With global transmission of MRSA, our local epidemiology may be changing due to the introduction of new strains. We emphasize the importance of identification and therapeutic practice in infections associated with S. aureus, particularly those caused by methicillin-resistant isolates. These findings suggest the need to reassess the choice of empirical treatments for infections in areas where MRSA is prevalent in the community.

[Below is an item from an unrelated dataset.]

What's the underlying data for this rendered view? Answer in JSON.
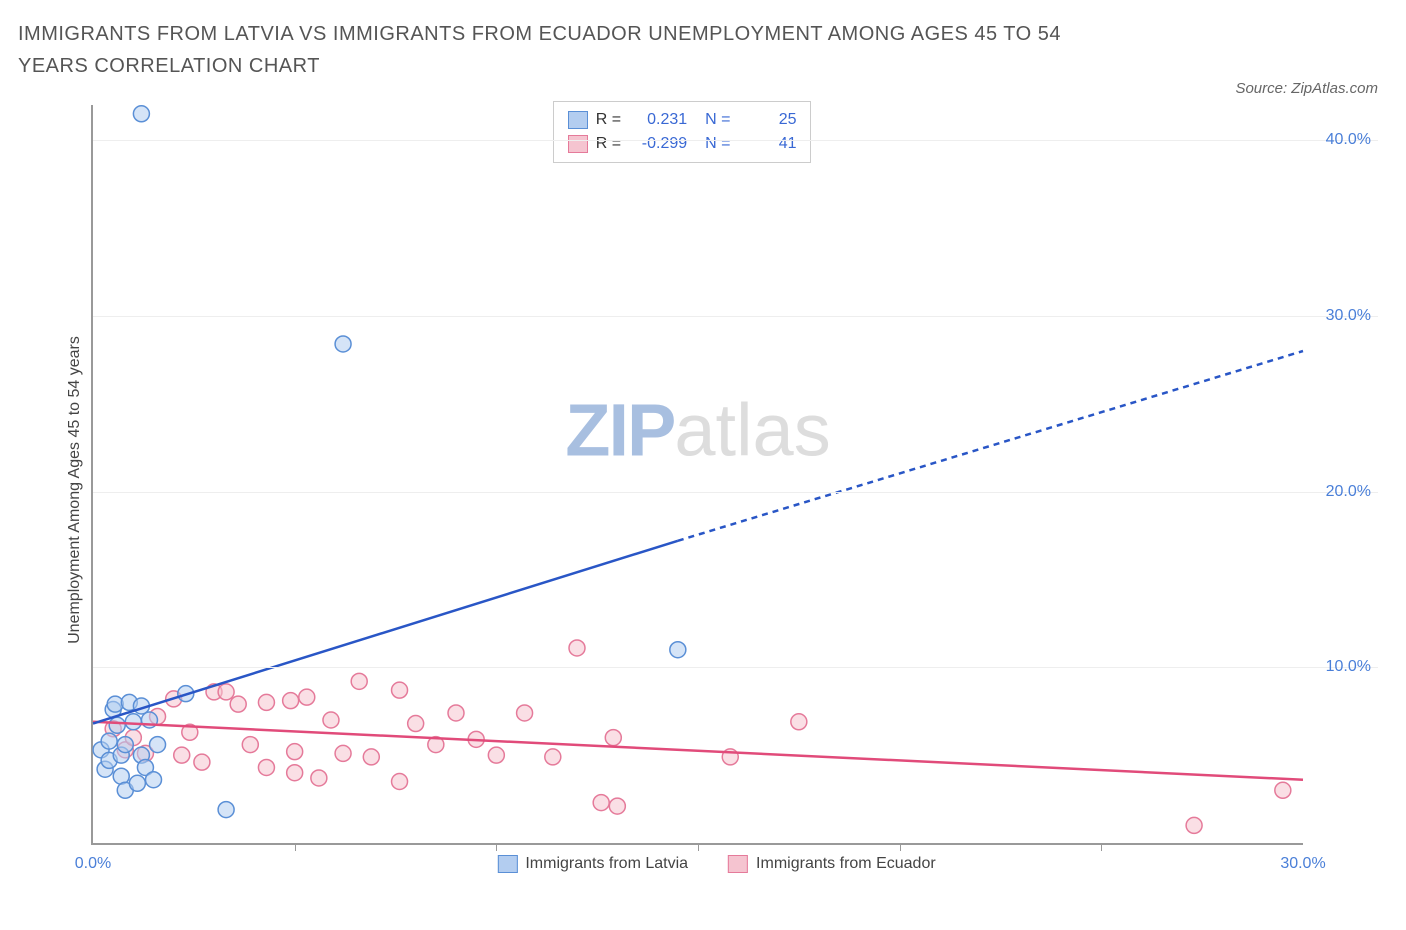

However, the prevalence of CA-MRSA in the B&H is unknown, but this report indicate that it is likely increasing. SCCmec type IV, together with the susceptibility profile and PFGE grouping, is considered to be typical of CA-MRSA. Surveillance programs should be implemented by public health laboratories to determine the extent of CA-MRSA dissemination. Until the scope of this problem is better defined, clinicians should consider the use of non-β-lactam antistaphylococcal antibiotics in the empirical treatment of CA-MRSA.

Footnotes

• Conflict of Interests: The authors declare that they have no conflict of interest.